Sauce made of clarified butter and egg yolk

Béarnaise sauce (/bɛərˈneɪz/; /fr/; Bearnesa) is a sauce made of clarified butter, egg yolk, white wine vinegar, and herbs. It is regarded as a "child" of hollandaise sauce. The difference is in the flavoring: béarnaise uses shallot, black pepper, and tarragon, while hollandaise uses white pepper or a pinch of cayenne.

The sauce's name derives from the province of Béarn, France. It is a traditional sauce for steak.

==History==
According to a common explanation, the sauce was accidentally invented by the chef Jean-Louis-François Collinet, the accidental inventor of puffed potatoes (pommes de terre soufflées), and served at the 1836 opening of Le Pavillon Henri IV, a restaurant at Saint-Germain-en-Laye. The restaurant was in the former residence of Henry IV of France, a gourmet himself, who was from Béarn.

Although the sauce is a French invention, it became popular in the Nordic countries in the late 20th century, where it forms a major part of local steak cuisine with steaks and fries, and is occasionally used there as topping on pizza, whether as part of the pizza or as a cold dressing put on afterwards.

==Preparation==

As with hollandaise, there are several methods for preparing béarnaise.

The most common method of preparation uses a bain-marie, whisking to a temperature of 150 F, where a reduction of vinegar is used to acidify the yolks.
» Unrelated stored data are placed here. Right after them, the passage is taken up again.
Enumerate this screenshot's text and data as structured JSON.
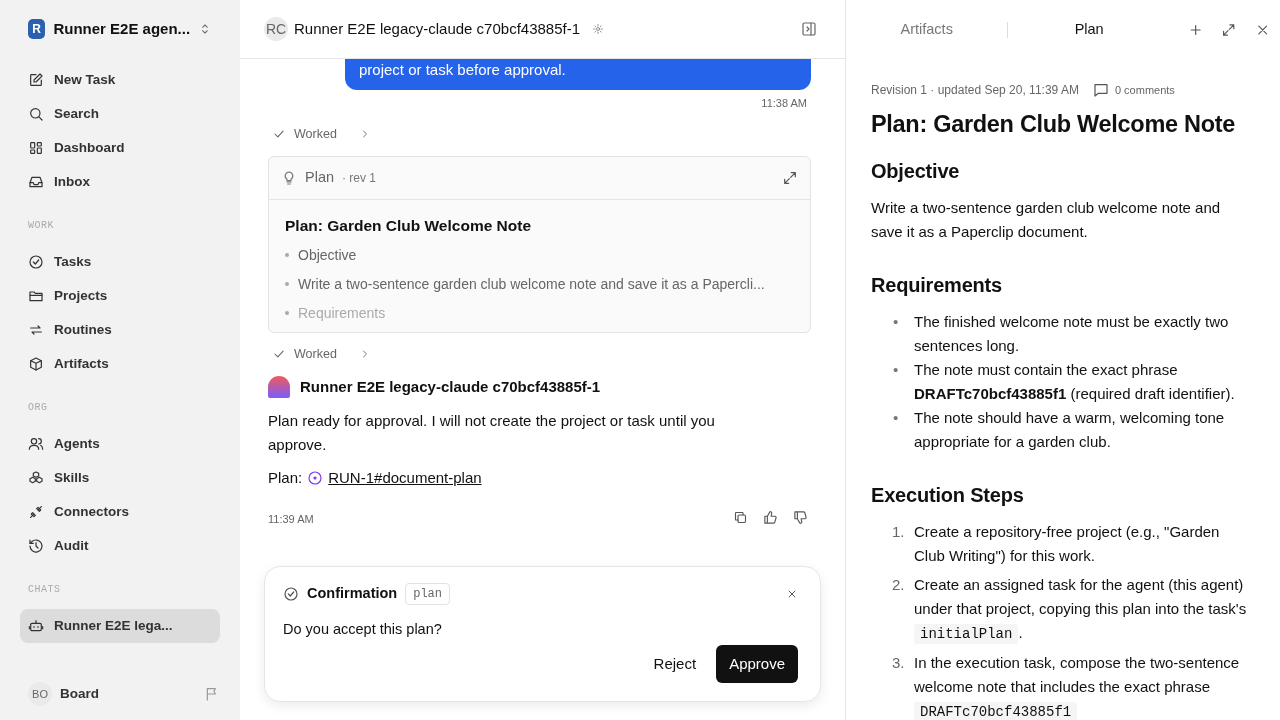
{
  "sidebar": {
    "workspace": {
      "initial": "R",
      "name": "Runner E2E agen..."
    },
    "sections": [
      {
        "items": [
          {
            "label": "New Task",
            "selected": false
          },
          {
            "label": "Search",
            "selected": false
          },
          {
            "label": "Dashboard",
            "selected": false
          },
          {
            "label": "Inbox",
            "selected": false
          }
        ]
      },
      {
        "label": "WORK",
        "items": [
          {
            "label": "Tasks",
            "selected": false
          },
          {
            "label": "Projects",
            "selected": false
          },
          {
            "label": "Routines",
            "selected": false
          },
          {
            "label": "Artifacts",
            "selected": false
          }
        ]
      },
      {
        "label": "ORG",
        "items": [
          {
            "label": "Agents",
            "selected": false
          },
          {
            "label": "Skills",
            "selected": false
          },
          {
            "label": "Connectors",
            "selected": false
          },
          {
            "label": "Audit",
            "selected": false
          }
        ]
      },
      {
        "label": "CHATS",
        "items": [
          {
            "label": "Runner E2E lega...",
            "selected": true
          }
        ]
      }
    ],
    "user": {
      "initials": "BO",
      "name": "Board"
    }
  },
  "chat": {
    "header": {
      "initials": "RC",
      "title": "Runner E2E legacy-claude c70bcf43885f-1"
    },
    "user_message": {
      "text": "project or task before approval.",
      "time": "11:38 AM"
    },
    "worked_1": "Worked",
    "plan_card": {
      "title": "Plan",
      "revision": "· rev 1",
      "heading": "Plan: Garden Club Welcome Note",
      "items": [
        "Objective",
        "Write a two-sentence garden club welcome note and save it as a Papercli...",
        "Requirements"
      ]
    },
    "worked_2": "Worked",
    "agent_message": {
      "author": "Runner E2E legacy-claude c70bcf43885f-1",
      "text": "Plan ready for approval. I will not create the project or task until you approve.",
      "link_label": "Plan:",
      "link": "RUN-1#document-plan",
      "time": "11:39 AM"
    },
    "confirmation": {
      "title": "Confirmation",
      "tag": "plan",
      "question": "Do you accept this plan?",
      "buttons": [
        {
          "label": "Reject",
          "kind": "secondary"
        },
        {
          "label": "Approve",
          "kind": "primary"
        }
      ]
    }
  },
  "panel": {
    "tabs": [
      {
        "label": "Artifacts",
        "selected": false
      },
      {
        "label": "Plan",
        "selected": true
      }
    ],
    "meta": "Revision 1 · updated Sep 20, 11:39 AM",
    "comments": "0 comments",
    "title": "Plan: Garden Club Welcome Note",
    "blocks": [
      {
        "kind": "heading",
        "text": "Objective"
      },
      {
        "kind": "paragraph",
        "parts": [
          {
            "kind": "text",
            "text": "Write a two-sentence garden club welcome note and save it as a Paperclip document."
          }
        ]
      },
      {
        "kind": "heading",
        "text": "Requirements"
      },
      {
        "kind": "bullets",
        "items": [
          {
            "marker": "•",
            "parts": [
              {
                "kind": "text",
                "text": "The finished welcome note must be exactly two sentences long."
              }
            ]
          },
          {
            "marker": "•",
            "parts": [
              {
                "kind": "text",
                "text": "The note must contain the exact phrase "
              },
              {
                "kind": "bold",
                "text": "DRAFTc70bcf43885f1"
              },
              {
                "kind": "text",
                "text": " (required draft identifier)."
              }
            ]
          },
          {
            "marker": "•",
            "parts": [
              {
                "kind": "text",
                "text": "The note should have a warm, welcoming tone appropriate for a garden club."
              }
            ]
          }
        ]
      },
      {
        "kind": "heading",
        "text": "Execution Steps"
      },
      {
        "kind": "numbered",
        "items": [
          {
            "marker": "1.",
            "parts": [
              {
                "kind": "text",
                "text": "Create a repository-free project (e.g., \"Garden Club Writing\") for this work."
              }
            ]
          },
          {
            "marker": "2.",
            "parts": [
              {
                "kind": "text",
                "text": "Create an assigned task for the agent (this agent) under that project, copying this plan into the task's "
              },
              {
                "kind": "code",
                "text": "initialPlan"
              },
              {
                "kind": "text",
                "text": "."
              }
            ]
          },
          {
            "marker": "3.",
            "parts": [
              {
                "kind": "text",
                "text": "In the execution task, compose the two-sentence welcome note that includes the exact phrase "
              },
              {
                "kind": "code",
                "text": "DRAFTc70bcf43885f1"
              }
            ]
          }
        ]
      }
    ]
  }
}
Auguste Escoffier and other sources call for a reduction of wine, vinegar, shallots, fresh chervil, fresh tarragon, and crushed peppercorns (later strained out).

Alternatively, the flavorings may be added to a finished hollandaise (without lemon juice). Joy of Cooking describes a blender preparation with the same ingredients.

==Derivatives==
- Sauce Choron (also called béarnaise tomatée) uses tomato purée instead of herbs. It is named after Alexandre Étienne Choron.
- Sauce Foyot (also called Valois) is béarnaise with meat glaze (glace de viande) added.
- Sauce Colbert is Sauce Foyot with the addition of reduced white wine.
- Sauce Paloise uses mint instead of tarragon.